Sarah Anne Housley Sentenced in U.S. District Cour
The United States Attorney's Office announced that during a federal court session in Billings, on August 24, 2011, before Senior U.S. District Judge Jack D. Shanstrom, SARAH ANNE HOUSLEY, a 34-year-old resident of Billings, appeared for sentencing. HOUSLEY was sentenced to a term of:
Prison: 12 months and 1 day
Special Assessment: $100
Supervised Release: 4 years
HOUSLEY was sentenced in connection with her guilty plea to bank embezzlement.
In an Offer of Proof filed by Assistant U.S. Attorney Ryan M. Archer, the government stated it would have proved at trial the following:
HOUSLEY worked for the Montana Health Federal Credit Union in Billings from May 15, 2003, through June 2, 2010, when she was put on administrative leave. The last position she held was business development officer. In this position, HOUSLEY was responsible for promoting membership in the credit union, developing business, opening new accounts, issuing loans and handling teller functions as necessary.
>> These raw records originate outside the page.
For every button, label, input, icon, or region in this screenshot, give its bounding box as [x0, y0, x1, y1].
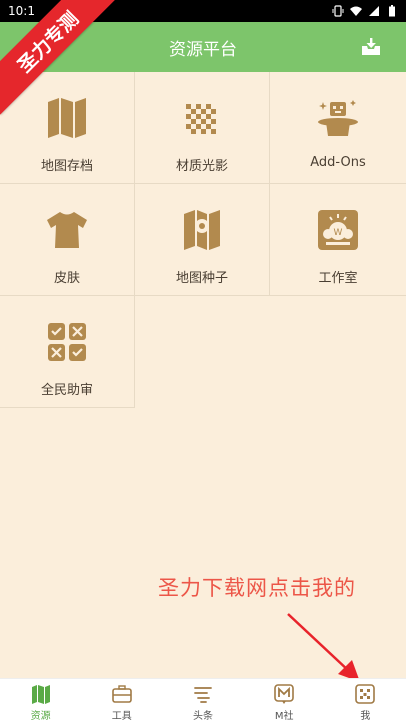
nav-item-tools[interactable]: 工具: [81, 679, 162, 723]
grid-item-label: 全民助审: [40, 383, 93, 398]
nav-item-label: 资源: [30, 711, 51, 722]
grid-item-textures[interactable]: 材质光影: [135, 72, 270, 184]
m-community-icon: [273, 683, 295, 705]
review-checklist-icon: [45, 320, 89, 364]
grid-item-label: 材质光影: [175, 159, 228, 174]
signal-icon: [368, 5, 380, 17]
grid-item-skins[interactable]: 皮肤: [0, 184, 135, 296]
map-icon: [30, 683, 52, 705]
nav-item-m-community[interactable]: M社: [244, 679, 325, 723]
profile-icon: [354, 683, 376, 705]
page-title: 资源平台: [169, 39, 237, 60]
grid-item-label: 地图存档: [40, 159, 93, 174]
inbox-download-icon[interactable]: [360, 36, 382, 58]
tshirt-icon: [45, 208, 89, 252]
map-pin-icon: [180, 208, 224, 252]
svg-text:W: W: [334, 228, 343, 238]
grid-item-studio[interactable]: W 工作室: [270, 184, 406, 296]
studio-icon: W: [316, 208, 360, 252]
nav-item-label: M社: [274, 711, 294, 722]
checkerboard-icon: [180, 96, 224, 140]
grid-item-review[interactable]: 全民助审: [0, 296, 135, 408]
toolbox-icon: [111, 683, 133, 705]
nav-item-label: 工具: [111, 711, 132, 722]
nav-item-label: 头条: [193, 711, 213, 722]
grid-item-map-seeds[interactable]: 地图种子: [135, 184, 270, 296]
nav-item-label: 我: [360, 711, 371, 722]
grid-item-label: 地图种子: [175, 271, 228, 286]
bottom-nav: 资源 工具 头条 M社 我: [0, 678, 406, 723]
battery-icon: [386, 5, 398, 17]
annotation-text: 圣力下载网点击我的: [158, 576, 356, 600]
wifi-icon: [350, 5, 362, 17]
grid-item-label: 皮肤: [53, 271, 80, 286]
grid-item-label: 工作室: [318, 271, 358, 286]
magic-hat-icon: [316, 96, 360, 140]
nav-item-headlines[interactable]: 头条: [162, 679, 243, 723]
status-time: 10:1: [8, 4, 35, 18]
vibrate-icon: [332, 5, 344, 17]
app-screen: 10:1 资源平台 地图存档 材质光影 Add-Ons 皮肤 地图种子 W 工作…: [0, 0, 406, 723]
grid-item-addons[interactable]: Add-Ons: [270, 72, 406, 184]
nav-item-resources[interactable]: 资源: [0, 679, 81, 723]
map-icon: [45, 96, 89, 140]
status-icons: [332, 5, 398, 17]
grid-item-label: Add-Ons: [310, 155, 366, 170]
headline-icon: [192, 683, 214, 705]
nav-item-me[interactable]: 我: [325, 679, 406, 723]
On June 1, 2010, the CEO of Montana Health Federal Credit Union was preparing for an annual performance evaluation with HOUSLEY. The CEO noticed that HOUSLEY was having a problem keeping her personal bank account balanced. On further review it was apparent that HOUSLEY frequently transferred money from her grandparents' account at Montana Health Federal Credit Union when her funds ran low.
Based on this information, the bank conducted an audit of HOUSLEY's teller drawer during the annual review. The audit showed that HOUSLEY's teller drawer was thousands of dollars short. Additional investigation revealed that since January 30, 2008, through June 1, 2010, HOUSLEY had been transferring money from her grandparents' bank account into her own. During this time period she transferred $94,158.14 from her grandparents' account in hundreds of different transactions.
K.B. and D.B., HOUSLEY's grandparents, were subsequently contacted. They are in their early 80s. D.B. explained that she did not review monthly statements because she found them hard to understand. D.B. said that she relied on HOUSLEY to review her account activity and help her with banking matters. K.B. and D.B. were clear that they never gave HOUSLEY permission or authority to transfer any funds and signed an affidavit to that end. When learning of the theft, D.B. confronted HOUSLEY. HOUSLEY said that "we" used most of the money. D.B. and her daughter then went to visit HOUSLEY and she confessed that she had taken the money and said she was sorry and would pay it back.
HOUSLEY used the stolen money to cover her overdrafts, pay for vacations, make house payments and other various expenses.
Because there is no parole in the federal system, the "truth in sentencing" guidelines mandate that HOUSLEY will likely serve all of the time imposed by the court. In the federal system, HOUSLEY does have the opportunity to earn a sentence reduction for "good behavior." However, this reduction will not exceed 15% of the overall sentence.
The investigation was conducted by the Federal Bureau of Investigation.